CALGARY -- A man accused of murdering a Calgary woman and her toddler appeared in person in a Calgary courtroom Monday morning for a preliminary hearing.
Robert Leeming, 34, is charged with second-degree murder in the 2019 deaths of 25-year-old Calgary mother Jasmine Lovett and her 22-month-old daughter, Aliyah Sanderson.
The preliminary hearing is expected to last two weeks and prosecutors have said they will seek to have the charge in Jasmine's death upgraded to first-degree murder.
The pair's bodies were found in a wooded area near Grizzly Creek along Highway 40, west of Calgary, in the early morning hours of May 6, 2019 after they were reported missing by family.

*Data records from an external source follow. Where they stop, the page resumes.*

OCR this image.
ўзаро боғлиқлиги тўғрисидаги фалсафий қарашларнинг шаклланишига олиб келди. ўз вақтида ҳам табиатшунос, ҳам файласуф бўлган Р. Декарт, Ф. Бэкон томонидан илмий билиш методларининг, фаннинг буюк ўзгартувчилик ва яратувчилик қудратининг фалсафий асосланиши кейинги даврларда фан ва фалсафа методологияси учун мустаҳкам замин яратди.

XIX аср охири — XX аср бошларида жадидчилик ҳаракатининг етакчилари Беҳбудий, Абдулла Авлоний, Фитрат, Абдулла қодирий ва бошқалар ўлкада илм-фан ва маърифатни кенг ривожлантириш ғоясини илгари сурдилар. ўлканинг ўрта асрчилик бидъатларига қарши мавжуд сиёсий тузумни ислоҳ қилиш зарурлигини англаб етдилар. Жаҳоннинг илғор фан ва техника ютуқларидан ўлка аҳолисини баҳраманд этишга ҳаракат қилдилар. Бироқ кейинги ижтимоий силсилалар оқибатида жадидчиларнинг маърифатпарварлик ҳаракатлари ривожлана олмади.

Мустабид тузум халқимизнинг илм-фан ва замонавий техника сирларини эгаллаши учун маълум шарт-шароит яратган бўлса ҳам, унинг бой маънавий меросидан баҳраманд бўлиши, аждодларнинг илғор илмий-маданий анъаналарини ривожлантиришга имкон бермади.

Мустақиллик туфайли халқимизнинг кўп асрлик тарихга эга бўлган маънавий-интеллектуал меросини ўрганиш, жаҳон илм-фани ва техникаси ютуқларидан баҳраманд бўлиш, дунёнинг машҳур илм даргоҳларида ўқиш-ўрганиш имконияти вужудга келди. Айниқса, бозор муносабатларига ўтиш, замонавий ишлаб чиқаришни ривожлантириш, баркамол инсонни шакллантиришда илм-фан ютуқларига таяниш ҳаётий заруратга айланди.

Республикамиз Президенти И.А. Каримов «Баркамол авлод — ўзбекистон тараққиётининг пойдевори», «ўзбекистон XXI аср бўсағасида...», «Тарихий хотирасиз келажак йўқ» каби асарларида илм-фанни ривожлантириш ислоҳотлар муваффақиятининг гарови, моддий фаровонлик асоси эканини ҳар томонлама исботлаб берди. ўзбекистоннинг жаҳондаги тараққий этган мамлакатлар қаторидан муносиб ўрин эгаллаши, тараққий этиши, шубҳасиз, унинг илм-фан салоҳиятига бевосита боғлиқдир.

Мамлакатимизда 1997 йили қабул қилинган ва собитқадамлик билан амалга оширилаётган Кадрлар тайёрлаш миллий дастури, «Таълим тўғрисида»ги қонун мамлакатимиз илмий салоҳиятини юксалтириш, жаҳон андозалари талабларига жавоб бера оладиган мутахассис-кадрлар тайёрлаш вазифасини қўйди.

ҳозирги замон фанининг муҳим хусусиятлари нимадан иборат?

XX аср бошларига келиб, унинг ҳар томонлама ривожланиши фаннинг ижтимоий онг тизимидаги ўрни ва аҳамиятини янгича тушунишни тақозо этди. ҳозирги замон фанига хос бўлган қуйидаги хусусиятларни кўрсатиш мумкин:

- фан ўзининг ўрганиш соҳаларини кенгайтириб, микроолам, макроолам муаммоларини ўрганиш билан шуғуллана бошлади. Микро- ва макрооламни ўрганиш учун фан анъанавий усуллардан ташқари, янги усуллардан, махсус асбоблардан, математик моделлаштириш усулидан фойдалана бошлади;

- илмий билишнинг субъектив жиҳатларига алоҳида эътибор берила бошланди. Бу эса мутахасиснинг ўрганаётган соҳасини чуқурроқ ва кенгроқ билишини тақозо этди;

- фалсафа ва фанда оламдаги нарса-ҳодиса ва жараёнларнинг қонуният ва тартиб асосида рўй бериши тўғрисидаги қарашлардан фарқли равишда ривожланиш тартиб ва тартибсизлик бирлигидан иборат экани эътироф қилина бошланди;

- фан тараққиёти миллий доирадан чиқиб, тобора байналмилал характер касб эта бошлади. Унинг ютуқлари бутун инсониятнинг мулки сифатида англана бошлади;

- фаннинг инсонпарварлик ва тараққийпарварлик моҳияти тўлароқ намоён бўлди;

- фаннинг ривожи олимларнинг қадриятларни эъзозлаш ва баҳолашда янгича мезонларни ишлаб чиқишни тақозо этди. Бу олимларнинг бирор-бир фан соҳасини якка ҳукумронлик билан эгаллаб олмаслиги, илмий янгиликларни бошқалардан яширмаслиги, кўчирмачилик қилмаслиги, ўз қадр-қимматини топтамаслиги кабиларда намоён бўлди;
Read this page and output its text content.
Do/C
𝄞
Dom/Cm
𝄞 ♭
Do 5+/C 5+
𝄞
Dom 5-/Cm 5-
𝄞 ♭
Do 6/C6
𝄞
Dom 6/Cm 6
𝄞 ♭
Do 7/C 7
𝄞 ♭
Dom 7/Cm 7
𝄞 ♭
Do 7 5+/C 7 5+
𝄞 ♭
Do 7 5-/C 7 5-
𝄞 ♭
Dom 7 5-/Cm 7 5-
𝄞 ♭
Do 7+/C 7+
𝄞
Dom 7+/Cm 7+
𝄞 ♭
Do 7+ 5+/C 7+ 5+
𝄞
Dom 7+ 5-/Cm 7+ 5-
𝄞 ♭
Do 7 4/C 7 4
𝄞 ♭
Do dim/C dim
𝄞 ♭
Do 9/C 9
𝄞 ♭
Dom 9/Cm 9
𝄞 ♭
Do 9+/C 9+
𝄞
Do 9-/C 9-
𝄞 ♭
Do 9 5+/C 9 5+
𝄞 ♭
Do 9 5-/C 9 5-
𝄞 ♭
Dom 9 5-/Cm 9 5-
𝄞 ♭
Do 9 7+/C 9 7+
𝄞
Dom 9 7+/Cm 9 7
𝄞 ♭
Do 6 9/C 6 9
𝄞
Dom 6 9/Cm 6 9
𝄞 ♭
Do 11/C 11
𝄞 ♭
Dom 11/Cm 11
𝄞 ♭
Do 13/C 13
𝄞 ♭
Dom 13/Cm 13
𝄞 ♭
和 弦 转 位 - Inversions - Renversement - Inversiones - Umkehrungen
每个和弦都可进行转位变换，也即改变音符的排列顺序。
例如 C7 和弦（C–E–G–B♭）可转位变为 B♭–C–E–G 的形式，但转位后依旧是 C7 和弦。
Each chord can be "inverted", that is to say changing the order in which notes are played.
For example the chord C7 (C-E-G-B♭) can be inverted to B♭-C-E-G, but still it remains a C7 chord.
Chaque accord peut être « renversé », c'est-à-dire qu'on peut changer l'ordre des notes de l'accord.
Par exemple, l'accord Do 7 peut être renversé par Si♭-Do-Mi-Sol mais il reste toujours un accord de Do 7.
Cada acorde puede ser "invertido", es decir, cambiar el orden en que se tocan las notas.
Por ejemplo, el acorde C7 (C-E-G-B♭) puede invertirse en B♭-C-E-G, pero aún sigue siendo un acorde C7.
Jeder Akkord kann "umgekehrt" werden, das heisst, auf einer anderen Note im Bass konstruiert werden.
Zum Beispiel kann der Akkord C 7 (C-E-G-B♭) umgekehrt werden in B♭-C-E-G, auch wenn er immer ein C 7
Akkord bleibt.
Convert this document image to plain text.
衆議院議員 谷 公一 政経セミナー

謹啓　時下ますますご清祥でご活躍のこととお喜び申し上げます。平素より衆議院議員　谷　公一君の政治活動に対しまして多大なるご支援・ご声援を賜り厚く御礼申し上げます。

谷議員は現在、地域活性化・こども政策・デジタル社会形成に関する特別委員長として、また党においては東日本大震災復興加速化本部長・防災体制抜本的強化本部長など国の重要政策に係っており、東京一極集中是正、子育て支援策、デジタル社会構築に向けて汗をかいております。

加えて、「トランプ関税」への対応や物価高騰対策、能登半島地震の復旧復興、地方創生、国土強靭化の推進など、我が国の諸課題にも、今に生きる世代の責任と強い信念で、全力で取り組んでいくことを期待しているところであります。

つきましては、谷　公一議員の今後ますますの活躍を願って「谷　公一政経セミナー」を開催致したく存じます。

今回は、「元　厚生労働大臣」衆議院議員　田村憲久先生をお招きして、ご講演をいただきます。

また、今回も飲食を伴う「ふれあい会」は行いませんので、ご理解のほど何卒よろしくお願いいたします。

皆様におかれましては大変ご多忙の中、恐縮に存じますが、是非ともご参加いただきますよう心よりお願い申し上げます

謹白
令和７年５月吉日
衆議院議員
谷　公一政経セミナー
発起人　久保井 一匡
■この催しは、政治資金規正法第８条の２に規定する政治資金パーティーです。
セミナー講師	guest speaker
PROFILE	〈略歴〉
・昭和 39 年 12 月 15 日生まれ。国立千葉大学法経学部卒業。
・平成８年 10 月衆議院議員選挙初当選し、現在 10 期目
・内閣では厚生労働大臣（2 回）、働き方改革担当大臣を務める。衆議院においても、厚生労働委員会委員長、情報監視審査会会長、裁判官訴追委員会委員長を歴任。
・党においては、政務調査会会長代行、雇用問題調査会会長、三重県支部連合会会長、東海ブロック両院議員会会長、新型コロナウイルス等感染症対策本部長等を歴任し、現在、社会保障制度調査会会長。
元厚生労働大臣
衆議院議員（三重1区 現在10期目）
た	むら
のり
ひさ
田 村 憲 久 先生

Lovett and Aliyah were reported missing April 23, 2019 after failing to show up for a family event and were last heard from on April 16, 2019.
Leeming, who is originally from the U.K. but lived in Canada for six years, was identified by police as the prime suspect in the investigation.
He was taken into custody days after Lovett and Sanderson were reported missing, then released by police. Speaking to reporters after his release, Leeming said he lived with Lovett and Sanderson since October of 2018 and was their landlord at a condo he owned in Cranston.
CPS homicide unit S/Sgt. Martin Schiavetta has said police believe the pair were killed on the evening of April 16, 2019 or morning of April 17, 2019 and their bodies transported between April 17, 2019 and April 20, 2019 to the area where they were found.
Police also believe Lovett and Leeming were in a relationship and the deaths were "motivated by domestic-related matters."